According to BNS, the project could have capacity between 10 and 50 MW, and require an investment between €10 million and €50 million. The size of the project would depend on how much land the company will be able to secure for the project. BNS reports, in fact, that the acquisition of the necessary land, which is currently owned by the state, remains unresolved.
The plant is expected to be built on polluted land or former military training areas. The CEO of local Fortum’s unit Fortum Tartu Margo Kulaots said to BNS that the project could also be completed by the end of this year “if everything goes according to plan.”
Fortum produces and sells electricity and heat in the Estonian cities of Tartu and Pärnu. The unit in Pärnu is 100% owned by Fortum, while the company has a 60% stake of the business in Tartu.

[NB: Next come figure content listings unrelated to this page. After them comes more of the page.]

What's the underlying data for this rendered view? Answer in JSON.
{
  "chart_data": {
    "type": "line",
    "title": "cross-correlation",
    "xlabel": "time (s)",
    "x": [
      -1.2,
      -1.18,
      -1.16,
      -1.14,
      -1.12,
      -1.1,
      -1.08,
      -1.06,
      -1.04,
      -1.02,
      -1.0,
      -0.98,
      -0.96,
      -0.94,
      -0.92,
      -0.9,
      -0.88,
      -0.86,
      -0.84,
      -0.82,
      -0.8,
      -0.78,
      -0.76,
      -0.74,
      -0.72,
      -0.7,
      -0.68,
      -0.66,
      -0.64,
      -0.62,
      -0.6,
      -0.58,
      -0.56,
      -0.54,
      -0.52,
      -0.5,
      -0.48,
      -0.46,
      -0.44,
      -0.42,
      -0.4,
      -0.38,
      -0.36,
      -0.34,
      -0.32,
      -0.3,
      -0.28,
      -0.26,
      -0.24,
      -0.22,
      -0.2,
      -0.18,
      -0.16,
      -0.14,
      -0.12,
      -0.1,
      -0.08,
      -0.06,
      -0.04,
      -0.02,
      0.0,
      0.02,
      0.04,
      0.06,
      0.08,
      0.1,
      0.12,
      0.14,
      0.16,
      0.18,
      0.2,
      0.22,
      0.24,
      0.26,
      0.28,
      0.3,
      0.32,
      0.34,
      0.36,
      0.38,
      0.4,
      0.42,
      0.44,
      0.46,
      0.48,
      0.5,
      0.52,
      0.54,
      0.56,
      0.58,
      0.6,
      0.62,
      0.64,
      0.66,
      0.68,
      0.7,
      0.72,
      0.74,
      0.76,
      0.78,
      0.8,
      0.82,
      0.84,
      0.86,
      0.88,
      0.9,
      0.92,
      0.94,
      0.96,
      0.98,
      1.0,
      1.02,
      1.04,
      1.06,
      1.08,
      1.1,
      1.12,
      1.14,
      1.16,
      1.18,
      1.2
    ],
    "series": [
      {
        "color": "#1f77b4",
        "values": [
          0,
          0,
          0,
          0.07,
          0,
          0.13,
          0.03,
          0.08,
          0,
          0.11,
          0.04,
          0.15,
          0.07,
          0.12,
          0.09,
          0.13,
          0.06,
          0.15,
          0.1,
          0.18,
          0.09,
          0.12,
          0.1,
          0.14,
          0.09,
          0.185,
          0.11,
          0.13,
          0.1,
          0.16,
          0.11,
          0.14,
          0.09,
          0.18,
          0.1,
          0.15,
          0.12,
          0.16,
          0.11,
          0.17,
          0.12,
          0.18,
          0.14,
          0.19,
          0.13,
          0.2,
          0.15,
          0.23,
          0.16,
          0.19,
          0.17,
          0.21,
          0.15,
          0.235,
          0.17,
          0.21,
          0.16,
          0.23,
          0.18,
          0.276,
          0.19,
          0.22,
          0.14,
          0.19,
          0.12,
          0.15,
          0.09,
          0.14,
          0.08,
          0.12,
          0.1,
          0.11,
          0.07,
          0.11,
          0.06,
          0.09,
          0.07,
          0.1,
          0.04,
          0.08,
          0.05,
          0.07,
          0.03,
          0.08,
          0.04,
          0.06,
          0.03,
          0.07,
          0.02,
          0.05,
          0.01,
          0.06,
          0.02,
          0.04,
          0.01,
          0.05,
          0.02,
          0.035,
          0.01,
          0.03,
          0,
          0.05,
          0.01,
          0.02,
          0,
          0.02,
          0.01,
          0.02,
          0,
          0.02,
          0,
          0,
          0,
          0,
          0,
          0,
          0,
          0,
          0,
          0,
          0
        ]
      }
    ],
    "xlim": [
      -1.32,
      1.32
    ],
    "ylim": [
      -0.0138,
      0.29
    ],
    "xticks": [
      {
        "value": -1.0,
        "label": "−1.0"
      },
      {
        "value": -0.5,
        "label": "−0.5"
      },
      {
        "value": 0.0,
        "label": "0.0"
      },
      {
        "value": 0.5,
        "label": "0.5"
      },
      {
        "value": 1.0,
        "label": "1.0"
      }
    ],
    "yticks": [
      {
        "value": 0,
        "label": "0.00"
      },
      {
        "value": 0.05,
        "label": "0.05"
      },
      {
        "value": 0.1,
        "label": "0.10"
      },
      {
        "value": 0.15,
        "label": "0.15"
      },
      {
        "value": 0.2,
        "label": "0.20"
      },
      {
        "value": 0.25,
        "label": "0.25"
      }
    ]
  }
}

Fortum is targeting a GW-scale wind and solar portfolio. The company intends to invest between €200 million ($213.4 million) and €400 million ($426.9 million) in the development of large-scale solar projects in India. In early April, Fortum completed its third solar park in India, a 70 MW PV plant located at the Bhadla solar park in Rajasthan, northwestern India.
Estonia’s government is currently planning to change the law regulating electricity markets, replacing the current feed-in premium scheme for renewable energies with an auction mechanism. Estonia’s cumulative PV capacity reached 10 MW at the end of 2016.